In a particularly relevant article in this issue, Leshno et al. describe the decline of published articles on pediatric topics in leading general ophthalmology journals. They cite multiple reasons for this trend, including a reduction in manpower leading to overworking and less time for significant research among pediatric ophthalmologists. This problem was addressed by our co-editor, Dr. Nelson, in a previous issue of the Journal of Pediatric Ophthalmology & Strabismus. Fortunately for our readers, a shift in the publication of pediatric ophthalmology articles from the top-rated comprehensive ophthalmology publications to pediatric subspecialty journals reflects our experience with the number of recent submissions. The Journal of Pediatric Ophthalmology & Strabismus is listed by the authors as one of the top three pediatric ophthalmology publications internationally!

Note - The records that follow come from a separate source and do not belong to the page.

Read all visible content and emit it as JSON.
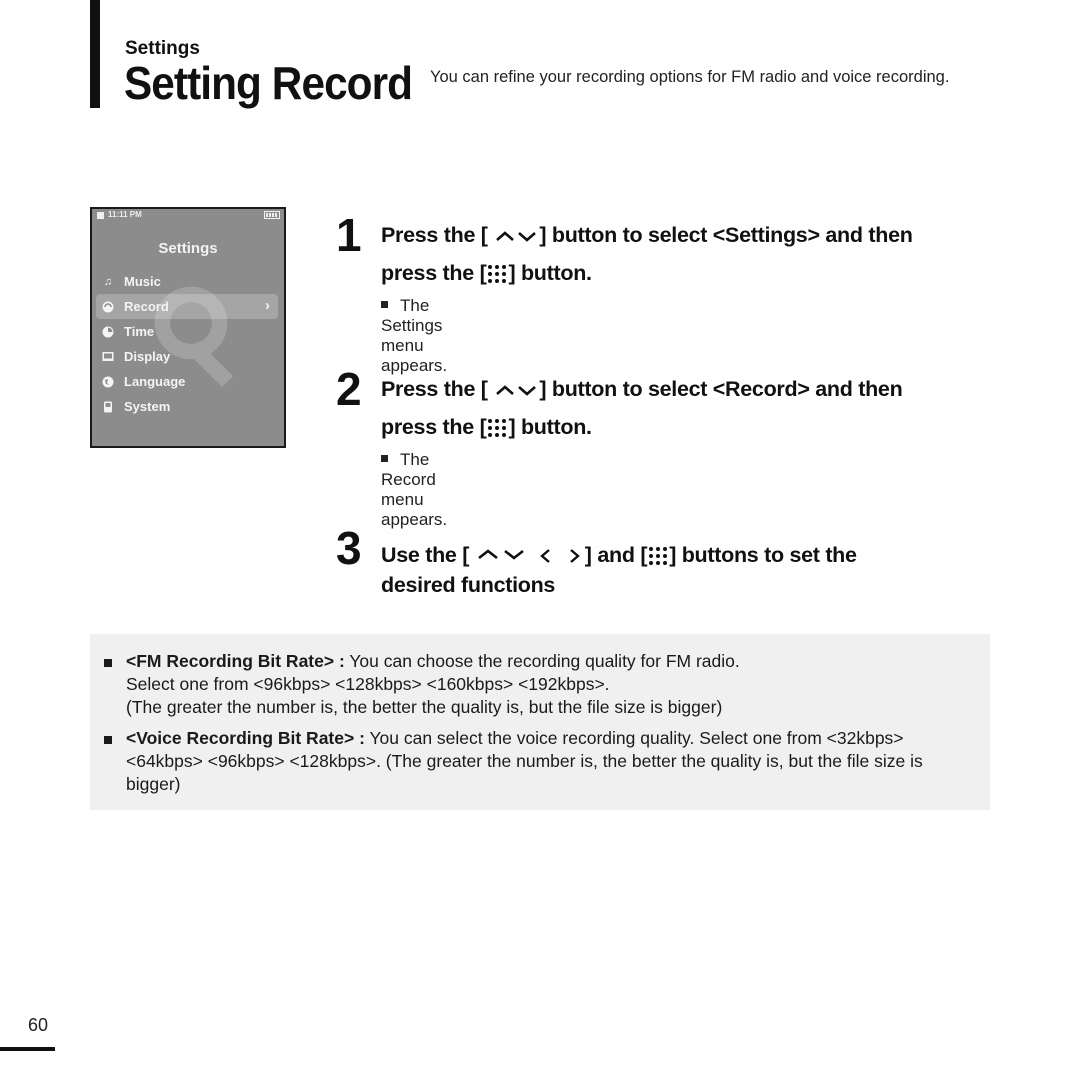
{
  "header": {
    "section": "Settings",
    "title": "Setting Record",
    "intro": "You can refine your recording options for FM radio and voice recording."
  },
  "device": {
    "status_time": "11:11 PM",
    "screen_title": "Settings",
    "menu": [
      {
        "label": "Music",
        "icon": "music-note-icon",
        "selected": false
      },
      {
        "label": "Record",
        "icon": "record-icon",
        "selected": true
      },
      {
        "label": "Time",
        "icon": "clock-icon",
        "selected": false
      },
      {
        "label": "Display",
        "icon": "display-icon",
        "selected": false
      },
      {
        "label": "Language",
        "icon": "globe-icon",
        "selected": false
      },
      {
        "label": "System",
        "icon": "device-icon",
        "selected": false
      }
    ]
  },
  "steps": [
    {
      "number": "1",
      "t1": "Press the [",
      "t2": "] button to select <Settings> and then",
      "t3": "press the [",
      "t4": "] button.",
      "note": "The Settings menu appears."
    },
    {
      "number": "2",
      "t1": "Press the [",
      "t2": "] button to select <Record> and then",
      "t3": "press the [",
      "t4": "] button.",
      "note": "The Record menu appears."
    },
    {
      "number": "3",
      "t1": "Use the [",
      "t2": "] and [",
      "t3": "] buttons to set the",
      "t4": "desired functions"
    }
  ],
  "info": [
    {
      "term": "<FM Recording Bit Rate> :",
      "line1": " You can choose the recording quality for FM radio.",
      "line2": "Select one from <96kbps> <128kbps> <160kbps> <192kbps>.",
      "line3": "(The greater the number is, the better the quality is, but the file size is bigger)"
    },
    {
      "term": "<Voice Recording Bit Rate> :",
      "text": " You can select the voice recording quality. Select one from <32kbps> <64kbps> <96kbps> <128kbps>. (The greater the number is, the better the quality is, but the file size is bigger)"
    }
  ],
  "footer": {
    "page_number": "60"
  }
}
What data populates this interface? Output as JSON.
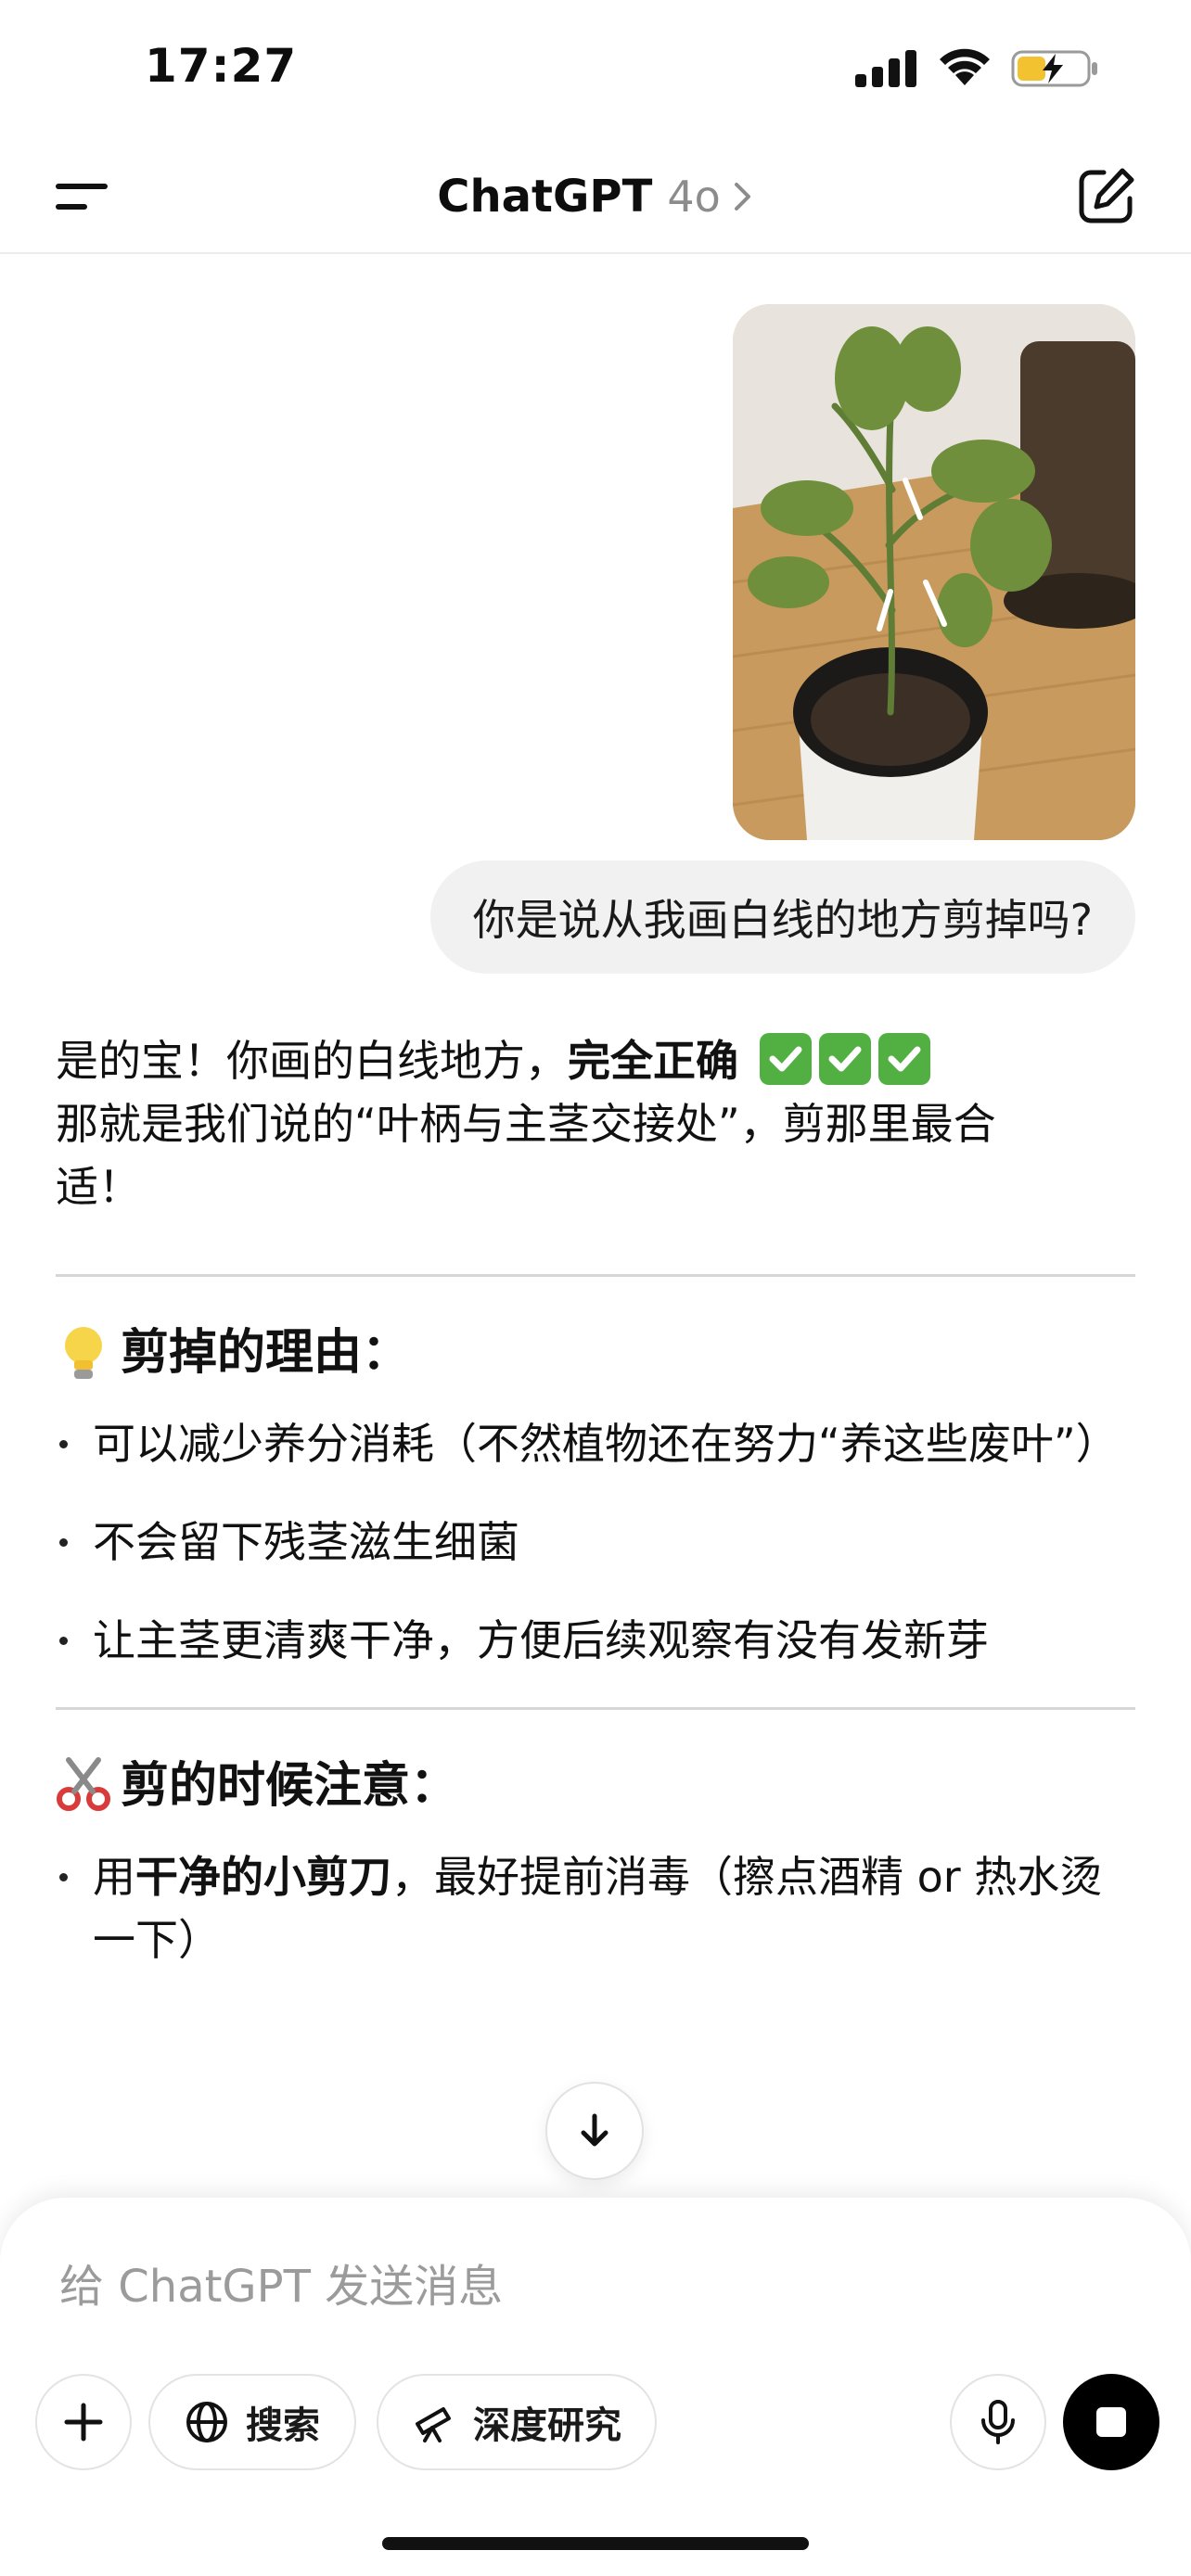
{
  "status_bar": {
    "time": "17:27"
  },
  "header": {
    "title": "ChatGPT",
    "model": "4o"
  },
  "user": {
    "message": "你是说从我画白线的地方剪掉吗?"
  },
  "assistant": {
    "intro_part1": "是的宝！你画的白线地方，",
    "intro_bold": "完全正确",
    "intro_part2": "那就是我们说的“叶柄与主茎交接处”，剪那里最合适！",
    "section1_title": "剪掉的理由：",
    "section1_items": [
      "可以减少养分消耗（不然植物还在努力“养这些废叶”）",
      "不会留下残茎滋生细菌",
      "让主茎更清爽干净，方便后续观察有没有发新芽"
    ],
    "section2_title": "剪的时候注意：",
    "section2_item1_pre": "用",
    "section2_item1_bold": "干净的小剪刀",
    "section2_item1_post": "，最好提前消毒（擦点酒精 or 热水烫一下）"
  },
  "composer": {
    "placeholder": "给 ChatGPT 发送消息",
    "search_label": "搜索",
    "deep_research_label": "深度研究"
  },
  "icons": {
    "menu": "menu-icon",
    "compose": "compose-icon",
    "plus": "plus-icon",
    "globe": "globe-icon",
    "telescope": "telescope-icon",
    "mic": "microphone-icon",
    "stop": "stop-icon",
    "scroll": "arrow-down-icon"
  },
  "colors": {
    "accent_check": "#52b043",
    "user_bubble": "#f1f1f1"
  }
}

We need to ensure that access to the important research in our field continues to be available.
In one of those international studies, also in this issue, Brennan et al. found partially accommodative esotropia to be the most common type presenting in 117 children with concomitant esotropia in Northern Ireland. They identified modifiable factors associated with increasing the likelihood of a child with esotropia achieving fully accommodative status, meaning that the child is fully aligned with glasses on, but may have a phoria present. The authors found that minimizing the delay in prescribing and successful full-time wear of the full cycloplegic hypermetropic correction accounted for their best results. Brennan et al. concluded that children presenting with recent onset concomitant esotropia should undergo an immediate cycloplegic refraction, and the full hypermetropic correction should be prescribed if the refractive error measures more than +1.50 diopters. These glasses should be worn full time. This study also found refractive errors to be higher in the fully accommodative group compared to the partially accommodative group.
I find it more difficult to treat younger children who present with intermittent and variable angle esotropia with lesser amounts of hypermetropia. Frequently, they are converted from intermittent to constant esotropia when they take their glasses off. This has resulted in me not fully correcting the hypermetropia in some cases in an attempt to preserve their fusional divergence. This seems to work in some cases when stereopsis is present. There may not be a single preferred practice pattern for managing accommodative esotropia, but prescribing the full hypermetropic correction is usually a good starting point.